Both answers tanh(C1-t) and 1/tanh(C1-t) are equivalent for different values of the constant. It's important to understand that the constants can be non-real:
In [48]: C1, C2 = symbols('C1, C2')
In [49]: sol1 = 1/tanh(C1 - t)
In [50]: sol2 = tanh(C2 - t)
In [51]: sol1.subs(C1, C2 - I*pi/2).rewrite(tanh) == sol2
Out[51]: True
Of course ideally the answer should be given in a form such that for real initial conditions the constants are real-valued. In this particular case it isn't possible to do that for all possible choices of real initial conditions:
If the initial condition is in the range (-1, 1) then the tanh(C - t) form can satisfy them with real C. However if the initial condition is greater than 1 or less than -1 then only the 1/tanh(C-t) form will satisfy the initial condition with real C. Neither form of the solution is preferable for all possible choices of initial conditions.
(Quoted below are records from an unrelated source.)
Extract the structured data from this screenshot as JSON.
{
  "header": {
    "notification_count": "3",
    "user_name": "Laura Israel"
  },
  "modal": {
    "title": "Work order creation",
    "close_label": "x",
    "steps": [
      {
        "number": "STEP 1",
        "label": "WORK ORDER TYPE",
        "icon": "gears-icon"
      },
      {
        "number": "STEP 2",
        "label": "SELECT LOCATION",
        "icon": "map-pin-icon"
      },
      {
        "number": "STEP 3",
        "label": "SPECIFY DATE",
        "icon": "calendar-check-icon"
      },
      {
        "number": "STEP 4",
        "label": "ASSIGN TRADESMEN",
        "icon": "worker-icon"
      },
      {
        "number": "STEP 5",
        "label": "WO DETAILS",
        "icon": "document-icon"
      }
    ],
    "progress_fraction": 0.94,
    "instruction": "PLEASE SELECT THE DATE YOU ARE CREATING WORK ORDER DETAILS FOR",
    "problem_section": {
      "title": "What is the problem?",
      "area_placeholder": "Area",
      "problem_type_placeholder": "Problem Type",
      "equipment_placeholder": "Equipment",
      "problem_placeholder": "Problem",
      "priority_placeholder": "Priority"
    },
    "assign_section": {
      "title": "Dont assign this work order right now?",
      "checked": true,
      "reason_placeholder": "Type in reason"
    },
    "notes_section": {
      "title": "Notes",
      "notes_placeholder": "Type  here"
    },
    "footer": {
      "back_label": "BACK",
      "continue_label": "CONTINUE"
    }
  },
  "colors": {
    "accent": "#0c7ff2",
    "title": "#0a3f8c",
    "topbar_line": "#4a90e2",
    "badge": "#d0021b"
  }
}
What is an issue is the fact that if you give initial conditions then dsolve errors out:
In [59]: dsolve(eq, B(t), ics={B(0):0})
...
NotImplementedError: Initial conditions produced too many solutions for constants
This happens because solving for the constants gives:
[{C1: -I*pi/2}, {C1: I*pi/2}]
Either choice of value for the constant gives the correct solution though:
In [11]: sol = dsolve(eq, B(t))
In [12]: print(sol)
Eq(B(t), 1/tanh(C1 - t))
In [13]: print(sol.subs(C1, -I*pi/2))
Eq(B(t), -1/coth(t))
In [14]: print(sol.subs(C1, I*pi/2))
Eq(B(t), -1/coth(t))
The initial condition handling code in dsolve should be fixed to handle cases like this.